Olympic medal record

Men's rugby union

Representing the United States

= Norman Cleaveland =

American rugby union player

Norman Cleaveland (April 4, 1901 - June 8, 1997) was an American rugby union player who competed in the 1924 Summer Olympics.

==Biography==
Cleaveland was born in California, but spent a considerable portion of his youth growing up on his family's ranch outside of Datil, New Mexico. He was a standout athlete for Stanford University when he became a member of the American rugby union team which won the gold medal in Paris at the very start of the 1924 Summer Olympics. Known as 'Peabody' by his teammates, because that was what he called everyone else, he stayed on in France after the rugby concluded in order to attend the rest of the games.
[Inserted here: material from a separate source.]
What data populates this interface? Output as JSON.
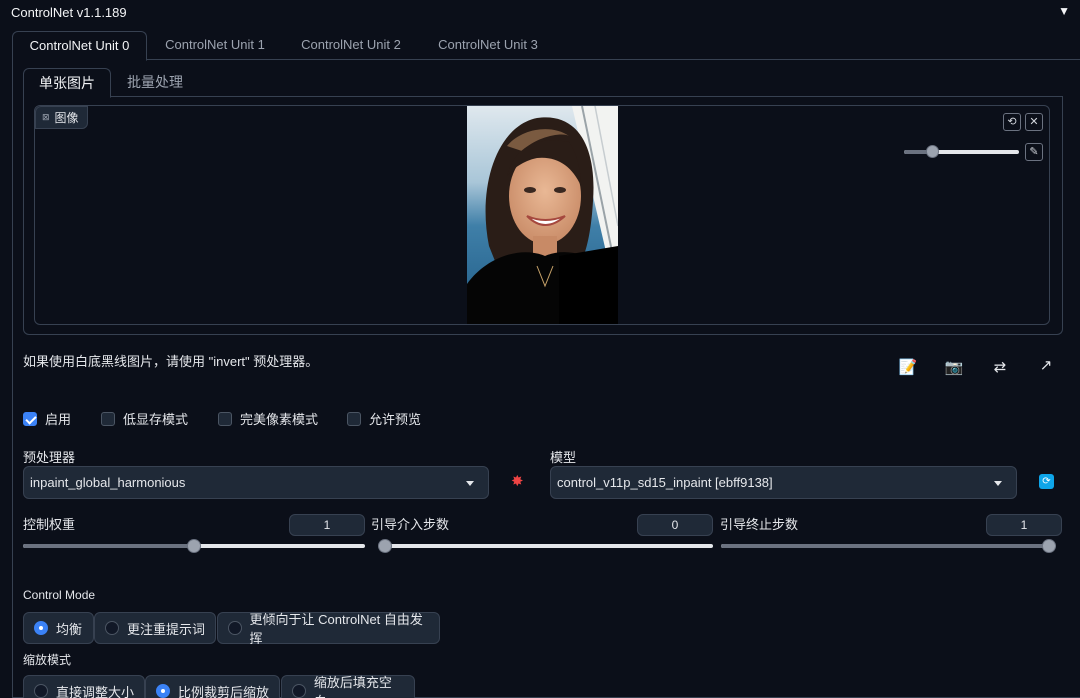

After graduating from Stanford with a degree in mining engineering, Cleaveland began a long and respected career specializing in dredge operations. During World War II he took a break from mining and served as an Army Air Corps pilot in the US and then immediately after the war in Korea and Manchuria as part of the United States Reparations Commission. 22 years of his mining career was spent mining tin in Southeast Asia, especially in what is now known as Malaysia eventually becoming President of the Pacific Tin Corporation.

The son of noted western author Agnes Morley Cleaveland, after his retirement from mining, Norman wrote and edited three books. His first, written with George Fitzpatrick, was titled The Morleys - young upstarts on the Southwest Frontier and chronicled Norman's maternal grandparents move to Northern New Mexico to participate in the management of the Maxwell Land Grant. Norman raised eyebrows with his assertion that his grandfather's death was not accidental but due to lingering animosity with a group known as the Santa Fe Ring over the land grab that occurred of the original land grant. 'Bang Bang in Ampang' published in 1973 concerned Norman's time in Southeast Asia during the communist uprising known as the Malaya Emergency. Norman did not support the early British colonial approach to appeasing developing communist factions in Malaya in the late 1940s. Norman caused considerable consternation, including with the young Kennedy senators and Lyndon B. Johnson, when he re-armed local constabularies in order to protect themselves and his mining operations. Norman's last literary effort was editing a book on the eccentric western faith healer Francis Schlatter, who was reported to have died in 1896. Titled The Healer: The Story of Francis Schlatter (Santa Fe, NM: Sunstone Press, 1989), it includes the text of The Life of the Harp in the Hand of the Harper, published by Norman's grandmother, Ada Morley, in 1897, detailing the healer's life and her conversations with him, as well as recollections of the event by his mother, Agnes.

Norman died at his home on June 8, 1997, in Santa Fe, New Mexico, at the age of 96. He played rugby most of his life and was a life member of the Santa Fe Rugby Club.